En la ciudad mexicana de Morelia imparte clases de Historia de la Filosofía, y de allí a La Habana, Puerto Rico. Entre Puerto Rico y Cuba escribe el artículo «La agonía de Europa», que después dará título a un libro.

En San Juan escribe su tercer escrito político, tras Horizonte del liberalismo (1930) y Los intelectuales en el drama de España (1937): Isla de Puerto Rico (Nostalgia y esperanza de un mundo mejor) (1940). Y es esa agonía, la que ella padecía en esos momentos (1940), recordemos que su madre estaba muy enferma en París junto a su hermana Araceli, un París invadido por los nazis, la que le da fuerzas para seguir escribiendo y trabajando en su pensamiento.

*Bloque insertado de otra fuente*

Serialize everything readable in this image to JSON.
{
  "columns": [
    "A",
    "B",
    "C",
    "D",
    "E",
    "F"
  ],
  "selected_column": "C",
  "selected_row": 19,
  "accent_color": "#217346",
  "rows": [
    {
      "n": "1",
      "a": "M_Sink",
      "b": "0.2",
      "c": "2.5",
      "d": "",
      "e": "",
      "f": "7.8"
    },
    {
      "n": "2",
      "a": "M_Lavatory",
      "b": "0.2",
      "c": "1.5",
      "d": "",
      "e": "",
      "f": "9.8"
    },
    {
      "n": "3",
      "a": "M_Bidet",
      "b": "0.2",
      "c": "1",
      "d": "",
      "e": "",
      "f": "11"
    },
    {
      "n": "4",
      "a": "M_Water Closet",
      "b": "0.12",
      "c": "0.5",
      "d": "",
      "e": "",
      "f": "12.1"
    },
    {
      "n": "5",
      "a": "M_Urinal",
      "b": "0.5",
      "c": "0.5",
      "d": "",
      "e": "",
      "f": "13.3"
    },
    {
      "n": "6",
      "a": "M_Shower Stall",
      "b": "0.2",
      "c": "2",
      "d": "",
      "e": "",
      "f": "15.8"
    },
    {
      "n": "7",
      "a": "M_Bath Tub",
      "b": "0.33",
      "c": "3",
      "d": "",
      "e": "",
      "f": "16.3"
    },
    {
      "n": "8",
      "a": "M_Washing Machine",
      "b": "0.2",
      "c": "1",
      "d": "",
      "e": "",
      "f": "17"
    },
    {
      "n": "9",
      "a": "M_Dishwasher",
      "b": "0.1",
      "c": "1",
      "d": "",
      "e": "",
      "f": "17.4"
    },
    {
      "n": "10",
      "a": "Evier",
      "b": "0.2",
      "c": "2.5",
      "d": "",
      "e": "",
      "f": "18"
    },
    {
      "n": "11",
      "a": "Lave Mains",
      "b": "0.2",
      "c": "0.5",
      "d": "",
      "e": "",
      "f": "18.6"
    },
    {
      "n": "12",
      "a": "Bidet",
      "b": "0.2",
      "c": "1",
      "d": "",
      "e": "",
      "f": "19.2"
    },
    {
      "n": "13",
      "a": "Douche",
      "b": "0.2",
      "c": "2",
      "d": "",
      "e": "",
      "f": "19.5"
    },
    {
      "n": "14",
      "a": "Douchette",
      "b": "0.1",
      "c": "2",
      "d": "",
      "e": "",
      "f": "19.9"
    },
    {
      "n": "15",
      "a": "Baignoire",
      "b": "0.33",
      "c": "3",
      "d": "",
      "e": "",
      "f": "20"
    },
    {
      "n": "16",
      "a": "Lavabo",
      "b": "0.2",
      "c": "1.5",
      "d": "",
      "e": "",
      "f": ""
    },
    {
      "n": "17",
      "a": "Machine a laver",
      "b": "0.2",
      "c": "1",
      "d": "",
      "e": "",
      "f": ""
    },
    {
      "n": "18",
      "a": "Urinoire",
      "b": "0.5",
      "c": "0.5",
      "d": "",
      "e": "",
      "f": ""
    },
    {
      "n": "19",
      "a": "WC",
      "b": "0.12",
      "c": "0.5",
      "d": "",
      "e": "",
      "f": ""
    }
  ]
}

El 7 de noviembre de 1944 escribe a Rafael Dieste una carta en la que le indica: «Hace ya años, en la guerra, sentí que no eran ‘nuevos principios’, ni ‘una reforma de la Razón’ como Ortega había postulado en sus últimos cursos, lo que ha de salvarnos, sino algo que sea razón, pero más ancho, algo que se deslice también por los interiores, como una gota de aceite que apacigua y suaviza, una gota de felicidad. Razón poética... es lo que vengo buscando. Y ella no es como la otra, ha de tener muchas formas, será la misma en géneros diferentes».

No hay mejor manera de definir el sentimiento de expulsión que ese que María Zambrano escribió en su libro Los bienaventurados (1990): «De destierro en destierro, en cada uno de ellos el exiliado va muriendo, desposeyéndose, desenraizándose».